- Signature date: 1 October 1975
- Subject: Papal election
- Text: In Latin;

= Romano Pontifici eligendo =

Apostolic constitution by Paul VI

Romano Pontifici eligendo was the apostolic constitution governing the election of popes that was promulgated by Pope Paul VI on 1 October 1975. It instituted a number of far-reaching reforms in the process of electing popes. It set the maximum number of electors at 120 and restated in a more formal context the rule he had already instituted that cardinals over the age of 80 not participate in electing a pope.

The constitution was superseded by Universi Dominici gregis.

== Provisions ==
In November 1970, in Ingravescentem aetatem, Pope Paul VI had prohibited cardinals over the age of eighty from participating in a papal conclave to elect a pope. This new apostolic constitution incorporated that rule in the context of setting out regulations for the organization of a conclave. (Note: John Paul II modified this regulation slightly in Universi Dominici gregis, changing the date by which the cardinal elector must not have turned 80 from the day the conclave begins to the day the pope dies.)

In March 1973, during a consistory to create new cardinals, Pope Paul VI had discussed plans to modify procedures for papal elections, including limiting the number of electors to 120 and adding as voters the patriarchs of the Eastern Rite churches, even if not cardinals, and the leadership of the Synod of Bishops. He abandoned all of those ideas except one, and set the maximum number of cardinal electors at 120 in this apostolic constitution. When his 80-year-old limit had taken effect on 1 January 1971, there were 102 cardinals eligible to participate in a conclave. He did not specify a procedure to determine which cardinals would serve as electors if there were more than 120 cardinals eligible to participate in a conclave. The 2025 conclave was the first conclave where the number of cardinal electors exceeded the limit of 120 cardinal electors. In response, a general congregation of the College of Cardinals issued a declaration that all cardinal electors present in the conclave have the right to vote for the new pope.
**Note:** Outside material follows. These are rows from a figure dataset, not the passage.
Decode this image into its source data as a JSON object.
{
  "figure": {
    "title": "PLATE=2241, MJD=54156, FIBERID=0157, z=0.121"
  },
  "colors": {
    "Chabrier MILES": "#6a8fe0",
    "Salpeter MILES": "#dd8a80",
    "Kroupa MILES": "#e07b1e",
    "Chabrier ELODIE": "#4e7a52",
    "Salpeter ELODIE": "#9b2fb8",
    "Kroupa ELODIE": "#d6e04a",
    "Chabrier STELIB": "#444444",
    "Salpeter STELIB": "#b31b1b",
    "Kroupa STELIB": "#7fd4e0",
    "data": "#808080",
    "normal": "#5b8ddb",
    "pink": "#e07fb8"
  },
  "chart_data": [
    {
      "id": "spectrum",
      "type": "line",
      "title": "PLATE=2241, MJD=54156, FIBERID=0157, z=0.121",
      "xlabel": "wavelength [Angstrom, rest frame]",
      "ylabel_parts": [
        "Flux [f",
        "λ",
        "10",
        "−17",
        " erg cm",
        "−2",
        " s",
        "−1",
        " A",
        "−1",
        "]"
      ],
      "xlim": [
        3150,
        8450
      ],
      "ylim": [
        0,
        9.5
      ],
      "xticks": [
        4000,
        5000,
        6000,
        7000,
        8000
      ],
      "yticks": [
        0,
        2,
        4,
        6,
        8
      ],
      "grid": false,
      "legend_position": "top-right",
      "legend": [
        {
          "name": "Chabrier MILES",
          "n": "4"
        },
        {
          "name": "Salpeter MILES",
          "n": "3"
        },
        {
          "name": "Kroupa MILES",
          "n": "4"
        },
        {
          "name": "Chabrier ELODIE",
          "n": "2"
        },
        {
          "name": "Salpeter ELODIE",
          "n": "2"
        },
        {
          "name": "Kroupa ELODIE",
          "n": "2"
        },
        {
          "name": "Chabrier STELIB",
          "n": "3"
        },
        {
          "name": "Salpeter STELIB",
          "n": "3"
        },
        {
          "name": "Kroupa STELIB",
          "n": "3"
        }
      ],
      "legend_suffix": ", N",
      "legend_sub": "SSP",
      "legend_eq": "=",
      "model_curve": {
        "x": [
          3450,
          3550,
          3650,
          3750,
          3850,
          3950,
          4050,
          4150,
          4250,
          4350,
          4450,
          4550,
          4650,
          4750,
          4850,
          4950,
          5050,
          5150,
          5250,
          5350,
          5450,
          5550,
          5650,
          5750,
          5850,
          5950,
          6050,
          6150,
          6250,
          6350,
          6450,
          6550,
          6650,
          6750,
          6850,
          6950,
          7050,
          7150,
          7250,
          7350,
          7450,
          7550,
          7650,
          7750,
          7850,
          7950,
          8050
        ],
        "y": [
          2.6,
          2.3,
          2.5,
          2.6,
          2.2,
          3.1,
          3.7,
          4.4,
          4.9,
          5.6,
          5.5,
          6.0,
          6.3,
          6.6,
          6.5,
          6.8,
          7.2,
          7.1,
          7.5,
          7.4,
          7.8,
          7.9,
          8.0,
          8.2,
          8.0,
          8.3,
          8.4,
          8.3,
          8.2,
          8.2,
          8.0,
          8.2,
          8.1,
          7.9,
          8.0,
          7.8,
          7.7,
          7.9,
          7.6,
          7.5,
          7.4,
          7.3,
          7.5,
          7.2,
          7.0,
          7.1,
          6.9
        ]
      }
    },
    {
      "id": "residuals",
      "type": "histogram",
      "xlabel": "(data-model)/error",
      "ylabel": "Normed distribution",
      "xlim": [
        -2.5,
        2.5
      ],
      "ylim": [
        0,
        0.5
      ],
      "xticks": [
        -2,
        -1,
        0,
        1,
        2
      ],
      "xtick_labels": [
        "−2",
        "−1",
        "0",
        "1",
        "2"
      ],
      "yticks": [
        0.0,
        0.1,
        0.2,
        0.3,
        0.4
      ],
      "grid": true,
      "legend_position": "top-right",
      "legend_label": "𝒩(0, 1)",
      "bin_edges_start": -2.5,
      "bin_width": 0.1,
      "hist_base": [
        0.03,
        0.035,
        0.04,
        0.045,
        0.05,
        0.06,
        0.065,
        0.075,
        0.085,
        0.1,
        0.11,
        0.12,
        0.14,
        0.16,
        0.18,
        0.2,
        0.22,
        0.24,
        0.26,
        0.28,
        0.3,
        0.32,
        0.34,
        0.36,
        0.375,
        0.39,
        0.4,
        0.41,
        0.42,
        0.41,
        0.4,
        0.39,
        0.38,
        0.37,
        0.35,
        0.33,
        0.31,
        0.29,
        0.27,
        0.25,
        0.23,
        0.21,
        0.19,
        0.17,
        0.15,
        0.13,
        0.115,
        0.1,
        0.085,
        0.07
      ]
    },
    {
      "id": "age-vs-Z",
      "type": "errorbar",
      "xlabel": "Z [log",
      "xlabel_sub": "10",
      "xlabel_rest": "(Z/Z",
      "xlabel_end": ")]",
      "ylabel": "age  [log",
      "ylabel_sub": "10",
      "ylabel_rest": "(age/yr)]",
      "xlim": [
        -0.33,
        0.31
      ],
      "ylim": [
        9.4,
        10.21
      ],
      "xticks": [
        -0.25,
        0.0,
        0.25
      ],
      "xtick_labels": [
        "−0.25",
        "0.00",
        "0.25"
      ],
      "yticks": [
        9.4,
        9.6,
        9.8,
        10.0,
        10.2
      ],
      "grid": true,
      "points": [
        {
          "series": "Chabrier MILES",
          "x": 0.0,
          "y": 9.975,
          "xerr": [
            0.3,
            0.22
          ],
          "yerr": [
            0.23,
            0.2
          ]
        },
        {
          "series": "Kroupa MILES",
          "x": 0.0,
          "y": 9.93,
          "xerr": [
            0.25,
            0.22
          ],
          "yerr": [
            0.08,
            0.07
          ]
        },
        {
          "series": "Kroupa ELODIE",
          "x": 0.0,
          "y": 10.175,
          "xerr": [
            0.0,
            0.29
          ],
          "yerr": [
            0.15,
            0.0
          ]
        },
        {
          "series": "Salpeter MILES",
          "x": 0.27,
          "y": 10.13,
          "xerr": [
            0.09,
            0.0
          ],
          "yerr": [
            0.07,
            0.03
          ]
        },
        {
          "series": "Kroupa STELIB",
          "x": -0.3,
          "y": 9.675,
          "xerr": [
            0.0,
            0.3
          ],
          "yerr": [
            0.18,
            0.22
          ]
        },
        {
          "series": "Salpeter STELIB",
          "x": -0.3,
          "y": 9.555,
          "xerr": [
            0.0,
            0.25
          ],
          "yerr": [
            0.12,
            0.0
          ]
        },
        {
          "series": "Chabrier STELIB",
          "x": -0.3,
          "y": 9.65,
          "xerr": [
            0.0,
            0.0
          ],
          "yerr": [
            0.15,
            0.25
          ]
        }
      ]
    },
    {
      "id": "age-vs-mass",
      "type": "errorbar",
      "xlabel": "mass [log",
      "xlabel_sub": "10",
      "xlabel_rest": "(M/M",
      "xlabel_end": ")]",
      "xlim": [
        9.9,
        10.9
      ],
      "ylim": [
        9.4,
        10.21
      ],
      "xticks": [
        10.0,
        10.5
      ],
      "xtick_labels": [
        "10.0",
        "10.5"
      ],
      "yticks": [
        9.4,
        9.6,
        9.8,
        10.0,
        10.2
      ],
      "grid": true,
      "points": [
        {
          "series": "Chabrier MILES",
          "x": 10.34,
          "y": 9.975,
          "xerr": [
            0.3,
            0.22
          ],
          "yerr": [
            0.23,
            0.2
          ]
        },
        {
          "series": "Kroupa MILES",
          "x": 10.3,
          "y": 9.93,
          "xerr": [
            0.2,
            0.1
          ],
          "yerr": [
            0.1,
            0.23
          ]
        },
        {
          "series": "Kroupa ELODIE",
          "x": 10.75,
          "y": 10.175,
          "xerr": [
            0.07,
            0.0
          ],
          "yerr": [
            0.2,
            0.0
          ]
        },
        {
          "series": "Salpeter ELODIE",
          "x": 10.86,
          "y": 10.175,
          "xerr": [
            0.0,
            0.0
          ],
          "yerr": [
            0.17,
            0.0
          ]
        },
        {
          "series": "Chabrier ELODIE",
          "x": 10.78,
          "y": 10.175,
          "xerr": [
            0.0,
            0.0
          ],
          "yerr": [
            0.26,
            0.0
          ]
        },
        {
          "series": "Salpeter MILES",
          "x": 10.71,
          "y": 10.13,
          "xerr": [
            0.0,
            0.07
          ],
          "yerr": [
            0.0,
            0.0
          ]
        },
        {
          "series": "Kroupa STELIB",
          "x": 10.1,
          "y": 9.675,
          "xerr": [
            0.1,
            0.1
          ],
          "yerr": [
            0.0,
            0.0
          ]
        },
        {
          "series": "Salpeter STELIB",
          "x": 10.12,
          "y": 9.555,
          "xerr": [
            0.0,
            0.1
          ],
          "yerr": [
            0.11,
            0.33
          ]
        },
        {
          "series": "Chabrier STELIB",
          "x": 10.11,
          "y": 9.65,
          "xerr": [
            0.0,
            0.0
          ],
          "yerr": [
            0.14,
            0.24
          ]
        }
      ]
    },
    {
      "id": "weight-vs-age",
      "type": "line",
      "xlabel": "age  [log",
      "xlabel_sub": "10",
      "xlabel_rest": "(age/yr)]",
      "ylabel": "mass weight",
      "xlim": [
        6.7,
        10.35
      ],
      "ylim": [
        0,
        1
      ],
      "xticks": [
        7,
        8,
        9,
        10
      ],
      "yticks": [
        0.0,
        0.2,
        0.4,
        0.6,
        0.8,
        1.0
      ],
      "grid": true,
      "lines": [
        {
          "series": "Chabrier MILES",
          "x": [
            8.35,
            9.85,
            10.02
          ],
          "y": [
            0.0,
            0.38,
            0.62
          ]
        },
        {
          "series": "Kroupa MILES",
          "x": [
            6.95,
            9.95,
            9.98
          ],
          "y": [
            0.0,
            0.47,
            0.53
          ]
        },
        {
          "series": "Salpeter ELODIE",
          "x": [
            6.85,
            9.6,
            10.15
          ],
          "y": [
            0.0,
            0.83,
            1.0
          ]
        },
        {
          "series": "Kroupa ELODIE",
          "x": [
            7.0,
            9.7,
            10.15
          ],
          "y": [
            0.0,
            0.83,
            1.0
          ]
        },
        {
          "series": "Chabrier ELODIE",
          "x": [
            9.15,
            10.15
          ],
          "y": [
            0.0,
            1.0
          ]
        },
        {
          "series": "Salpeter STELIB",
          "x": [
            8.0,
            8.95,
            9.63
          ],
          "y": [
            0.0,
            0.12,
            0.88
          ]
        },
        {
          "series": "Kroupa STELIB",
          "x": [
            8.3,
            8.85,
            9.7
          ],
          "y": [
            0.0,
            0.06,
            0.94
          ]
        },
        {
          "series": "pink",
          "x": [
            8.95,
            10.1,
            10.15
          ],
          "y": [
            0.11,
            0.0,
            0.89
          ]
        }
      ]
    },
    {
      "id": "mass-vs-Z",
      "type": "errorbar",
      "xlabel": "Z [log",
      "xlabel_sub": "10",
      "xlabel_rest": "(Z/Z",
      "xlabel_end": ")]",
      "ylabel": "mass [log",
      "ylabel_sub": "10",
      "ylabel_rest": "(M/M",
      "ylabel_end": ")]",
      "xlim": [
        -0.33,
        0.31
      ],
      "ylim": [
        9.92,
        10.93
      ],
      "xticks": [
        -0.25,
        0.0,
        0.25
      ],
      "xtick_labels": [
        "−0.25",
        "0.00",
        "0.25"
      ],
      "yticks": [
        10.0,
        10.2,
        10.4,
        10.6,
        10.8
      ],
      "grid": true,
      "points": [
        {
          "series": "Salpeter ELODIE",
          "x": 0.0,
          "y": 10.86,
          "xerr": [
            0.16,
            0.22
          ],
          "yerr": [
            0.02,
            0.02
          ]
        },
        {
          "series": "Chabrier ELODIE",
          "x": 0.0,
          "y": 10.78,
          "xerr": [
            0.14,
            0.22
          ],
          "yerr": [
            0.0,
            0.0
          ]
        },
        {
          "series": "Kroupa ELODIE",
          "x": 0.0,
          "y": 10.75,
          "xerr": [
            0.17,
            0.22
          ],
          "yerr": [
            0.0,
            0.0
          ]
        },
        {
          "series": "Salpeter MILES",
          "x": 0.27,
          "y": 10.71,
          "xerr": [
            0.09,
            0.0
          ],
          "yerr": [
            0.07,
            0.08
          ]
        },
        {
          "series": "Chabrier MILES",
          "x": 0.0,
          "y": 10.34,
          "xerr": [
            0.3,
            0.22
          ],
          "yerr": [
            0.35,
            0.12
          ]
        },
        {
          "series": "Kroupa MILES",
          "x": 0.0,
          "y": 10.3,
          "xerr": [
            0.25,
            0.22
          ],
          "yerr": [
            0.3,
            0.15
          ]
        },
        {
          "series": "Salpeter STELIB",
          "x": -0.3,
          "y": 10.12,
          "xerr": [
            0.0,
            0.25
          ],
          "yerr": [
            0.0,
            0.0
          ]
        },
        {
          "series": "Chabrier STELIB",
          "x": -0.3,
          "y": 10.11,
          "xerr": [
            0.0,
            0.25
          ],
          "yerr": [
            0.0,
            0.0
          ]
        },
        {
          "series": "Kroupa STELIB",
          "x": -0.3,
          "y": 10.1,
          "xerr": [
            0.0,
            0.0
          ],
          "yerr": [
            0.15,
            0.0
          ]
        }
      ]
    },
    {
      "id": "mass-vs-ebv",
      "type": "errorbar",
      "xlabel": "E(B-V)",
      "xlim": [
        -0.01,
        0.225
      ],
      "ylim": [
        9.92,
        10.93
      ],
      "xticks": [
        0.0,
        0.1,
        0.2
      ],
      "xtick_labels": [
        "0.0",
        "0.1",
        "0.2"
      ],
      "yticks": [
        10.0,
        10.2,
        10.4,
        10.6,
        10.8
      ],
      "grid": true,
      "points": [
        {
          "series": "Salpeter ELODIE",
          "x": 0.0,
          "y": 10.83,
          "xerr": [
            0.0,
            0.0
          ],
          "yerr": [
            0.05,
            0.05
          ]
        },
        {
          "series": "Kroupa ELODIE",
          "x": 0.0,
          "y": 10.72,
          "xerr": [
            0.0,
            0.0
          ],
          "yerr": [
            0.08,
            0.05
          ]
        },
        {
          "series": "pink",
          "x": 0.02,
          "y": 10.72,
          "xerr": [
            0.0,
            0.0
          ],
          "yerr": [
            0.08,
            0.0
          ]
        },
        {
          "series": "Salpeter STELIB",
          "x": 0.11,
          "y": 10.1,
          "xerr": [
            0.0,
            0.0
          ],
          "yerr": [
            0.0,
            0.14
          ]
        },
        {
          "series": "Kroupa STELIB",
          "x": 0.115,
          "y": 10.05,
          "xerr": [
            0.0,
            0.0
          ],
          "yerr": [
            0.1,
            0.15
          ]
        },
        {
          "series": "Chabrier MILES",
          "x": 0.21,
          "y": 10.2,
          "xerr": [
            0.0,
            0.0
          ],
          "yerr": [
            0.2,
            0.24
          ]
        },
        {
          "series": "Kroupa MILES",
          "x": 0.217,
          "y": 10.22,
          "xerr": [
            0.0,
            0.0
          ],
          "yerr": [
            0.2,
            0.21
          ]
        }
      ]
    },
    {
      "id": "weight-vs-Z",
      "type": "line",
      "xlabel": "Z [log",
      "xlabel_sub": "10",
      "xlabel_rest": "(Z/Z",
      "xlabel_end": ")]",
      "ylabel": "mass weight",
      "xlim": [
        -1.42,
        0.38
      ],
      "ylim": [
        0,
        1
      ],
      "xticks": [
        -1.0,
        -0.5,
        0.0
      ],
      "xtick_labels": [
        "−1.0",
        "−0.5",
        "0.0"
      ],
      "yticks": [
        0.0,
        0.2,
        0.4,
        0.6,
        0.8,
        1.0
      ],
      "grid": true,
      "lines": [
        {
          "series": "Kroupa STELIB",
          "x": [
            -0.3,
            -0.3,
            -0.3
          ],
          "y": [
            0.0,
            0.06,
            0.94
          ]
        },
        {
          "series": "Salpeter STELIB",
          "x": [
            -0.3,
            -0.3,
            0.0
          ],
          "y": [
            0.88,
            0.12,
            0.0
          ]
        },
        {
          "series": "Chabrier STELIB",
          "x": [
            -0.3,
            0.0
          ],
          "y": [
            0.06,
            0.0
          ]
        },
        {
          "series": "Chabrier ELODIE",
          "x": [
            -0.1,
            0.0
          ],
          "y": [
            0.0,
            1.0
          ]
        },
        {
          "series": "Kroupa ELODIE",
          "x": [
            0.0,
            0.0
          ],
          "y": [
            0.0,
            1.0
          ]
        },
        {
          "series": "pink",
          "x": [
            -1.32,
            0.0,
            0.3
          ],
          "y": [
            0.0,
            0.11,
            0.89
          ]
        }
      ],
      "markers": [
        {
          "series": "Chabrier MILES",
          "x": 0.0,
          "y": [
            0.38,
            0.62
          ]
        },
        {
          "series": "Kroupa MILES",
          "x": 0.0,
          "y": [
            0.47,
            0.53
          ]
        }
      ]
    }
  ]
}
Pope Paul VI also imposed strict regulations on the physical organization of a conclave, including a requirement that the windows of the Sistine Chapel be boarded up. Cardinals found the restrictions excessive during the two conclaves of 1978 and Pope John Paul II dropped them in his 1996 apostolic constitution Universi Dominici gregis (1996).

Pope Paul had been crowned in June 1963 following his election but abandoned the wearing of a papal tiara in November 1964. Nevertheless, in this apostolic constitution he wrote that a coronation would follow the election. His immediate successors John Paul I and John Paul II chose not to be crowned, and John Paul II made no mention of a coronation when he revised the election process in 1996.